The Florida bar results came in two weeks ago. The school results were: University of Miami: 61.1%; Florida International University: 81.5%; University of Florida: 64.9%; Nova Southeastern: 72.5%; Florida State University: 65.0%; Stetson University: 80%; Florida Coastal: 66.1%; St. Thomas University: 70.4%; Barry University: 54.5%; Florida A&M University: 52.3 %; Non-Florida Law Schools: 73.7%. After the higher results in July 2008, people have asked us about the drop. Did the schools not prepare the students, did bar review courses get fooled, did the students not study? In my opinion, the Florida Bar Examiners readjusted the exam in light of the results in July. I thought the three essays questions were more difficult than in prior years. For example, the essay the students said was family law with some homestead thrown in was actually more of a real property question with issues like ejectment and a foreclosure action. The torts essay had elements of contracts and professional responsibility. The contract essay dealt with UCC, a subject that students find difficult as they try to remember the exceptions to the Code.

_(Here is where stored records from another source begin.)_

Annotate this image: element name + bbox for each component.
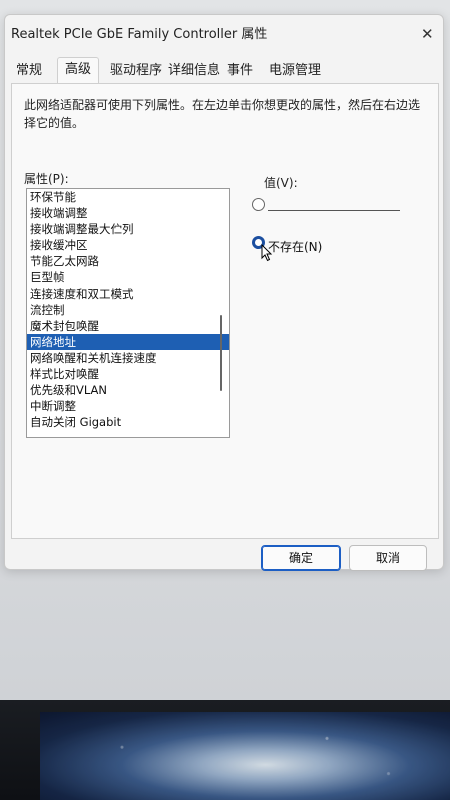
properties-dialog: Realtek PCIe GbE Family Controller 属性 ✕ … — [4, 14, 444, 571]
advanced-panel: 此网络适配器可使用下列属性。在左边单击你想更改的属性，然后在右边选择它的值。 属… — [11, 83, 439, 539]
list-item[interactable]: 流控制 — [27, 302, 229, 318]
list-item[interactable]: 接收端调整最大伫列 — [27, 221, 229, 237]
list-item[interactable]: 节能乙太网路 — [27, 253, 229, 269]
close-icon[interactable]: ✕ — [421, 27, 434, 42]
tab-details[interactable]: 详细信息 — [167, 59, 221, 83]
value-label: 值(V): — [264, 176, 298, 190]
desktop-wallpaper — [40, 712, 450, 800]
tab-general[interactable]: 常规 — [13, 59, 45, 83]
tab-power-management[interactable]: 电源管理 — [267, 59, 323, 83]
property-listbox[interactable]: 环保节能 接收端调整 接收端调整最大伫列 接收缓冲区 节能乙太网路 巨型帧 连接… — [26, 188, 230, 438]
list-item[interactable]: 连接速度和双工模式 — [27, 286, 229, 302]
list-item[interactable]: 接收缓冲区 — [27, 237, 229, 253]
not-present-label[interactable]: 不存在(N) — [268, 238, 322, 255]
value-input[interactable] — [268, 190, 400, 211]
list-item[interactable]: 接收端调整 — [27, 205, 229, 221]
tab-events[interactable]: 事件 — [225, 59, 255, 83]
list-item[interactable]: 网络唤醒和关机连接速度 — [27, 350, 229, 366]
list-item-selected[interactable]: 网络地址 — [27, 333, 229, 350]
list-item[interactable]: 巨型帧 — [27, 269, 229, 285]
list-scrollbar-thumb[interactable] — [220, 315, 222, 391]
list-item[interactable]: 自动关闭 Gigabit — [27, 414, 229, 430]
list-item[interactable]: 环保节能 — [27, 189, 229, 205]
tab-driver[interactable]: 驱动程序 — [109, 59, 163, 83]
window-title: Realtek PCIe GbE Family Controller 属性 — [11, 27, 268, 42]
description-text: 此网络适配器可使用下列属性。在左边单击你想更改的属性，然后在右边选择它的值。 — [24, 98, 421, 130]
mouse-cursor-icon — [261, 244, 273, 262]
list-item[interactable]: 中断调整 — [27, 398, 229, 414]
property-label: 属性(P): — [24, 172, 69, 186]
cancel-button[interactable]: 取消 — [349, 545, 427, 571]
tab-bar: 常规 高级 驱动程序 详细信息 事件 电源管理 — [9, 57, 439, 84]
ok-button[interactable]: 确定 — [261, 545, 341, 571]
list-item[interactable]: 样式比对唤醒 — [27, 366, 229, 382]
value-radio[interactable] — [252, 198, 265, 211]
list-item[interactable]: 魔术封包唤醒 — [27, 318, 229, 334]
list-item[interactable]: 优先级和VLAN — [27, 382, 229, 398]
tab-advanced[interactable]: 高级 — [57, 57, 99, 84]
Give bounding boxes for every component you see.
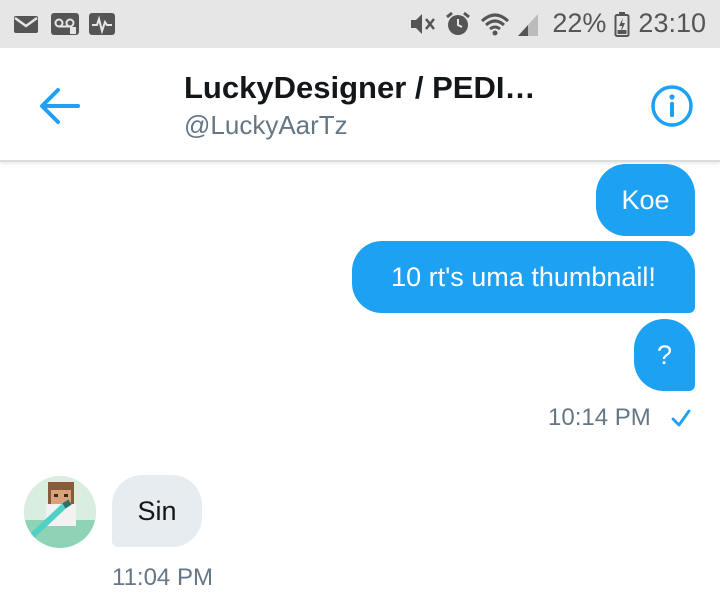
outgoing-message[interactable]: 10 rt's uma thumbnail!	[352, 241, 695, 313]
message-text: ?	[656, 340, 673, 370]
activity-icon	[88, 10, 116, 38]
conversation-header: LuckyDesigner / PEDI… @LuckyAarTz	[0, 48, 720, 162]
incoming-message[interactable]: Sin	[112, 475, 202, 547]
info-icon	[651, 85, 693, 127]
message-timestamp: 11:04 PM	[112, 564, 213, 591]
back-arrow-icon	[40, 88, 80, 124]
notification-icons	[12, 10, 116, 38]
message-text: Sin	[137, 495, 177, 526]
outgoing-message[interactable]: Koe	[596, 164, 695, 236]
alarm-icon	[444, 10, 472, 38]
message-text: 10 rt's uma thumbnail!	[391, 262, 656, 292]
battery-icon	[614, 10, 630, 38]
message-text: Koe	[621, 185, 670, 215]
back-button[interactable]	[32, 82, 84, 130]
wifi-icon	[480, 10, 510, 38]
battery-percent: 22%	[552, 8, 607, 38]
system-indicators: 22% 23:10	[408, 8, 706, 39]
conversation-handle: @LuckyAarTz	[184, 110, 348, 140]
conversation-title-block[interactable]: LuckyDesigner / PEDI… @LuckyAarTz	[184, 70, 604, 141]
mail-icon	[12, 10, 40, 38]
status-bar: 22% 23:10	[0, 0, 720, 48]
voicemail-icon	[50, 10, 79, 38]
outgoing-message[interactable]: ?	[634, 319, 695, 391]
mute-icon	[408, 10, 436, 38]
message-timestamp: 10:14 PM	[548, 404, 651, 431]
info-button[interactable]	[648, 82, 696, 130]
signal-icon	[516, 10, 544, 38]
conversation-title: LuckyDesigner / PEDI…	[184, 70, 536, 105]
read-check-icon	[671, 409, 691, 427]
clock: 23:10	[638, 8, 706, 38]
avatar[interactable]	[24, 476, 96, 548]
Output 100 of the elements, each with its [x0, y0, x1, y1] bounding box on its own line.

Right now, the schools are doing a bit of scratching its collective heads and wondering if this was just an aberration or is it a warning of things to come. Do the schools continue the course or will they have to intervene with new approaches to bar prepping their students to pass? What about the students taking the July 2009 bar? Do they need to continue the same old methods or do they try something new?

Friday, April 24, 2009

We Are the Bar Professors

We are a group of law school professors and bar exam experts. We have taken bars, passed bars, and taught bars across the country. This blog is designed to stimulate dialogue on issues relative to taking and passing bar examinations. We encourage any issue which is relevant to that subject matter.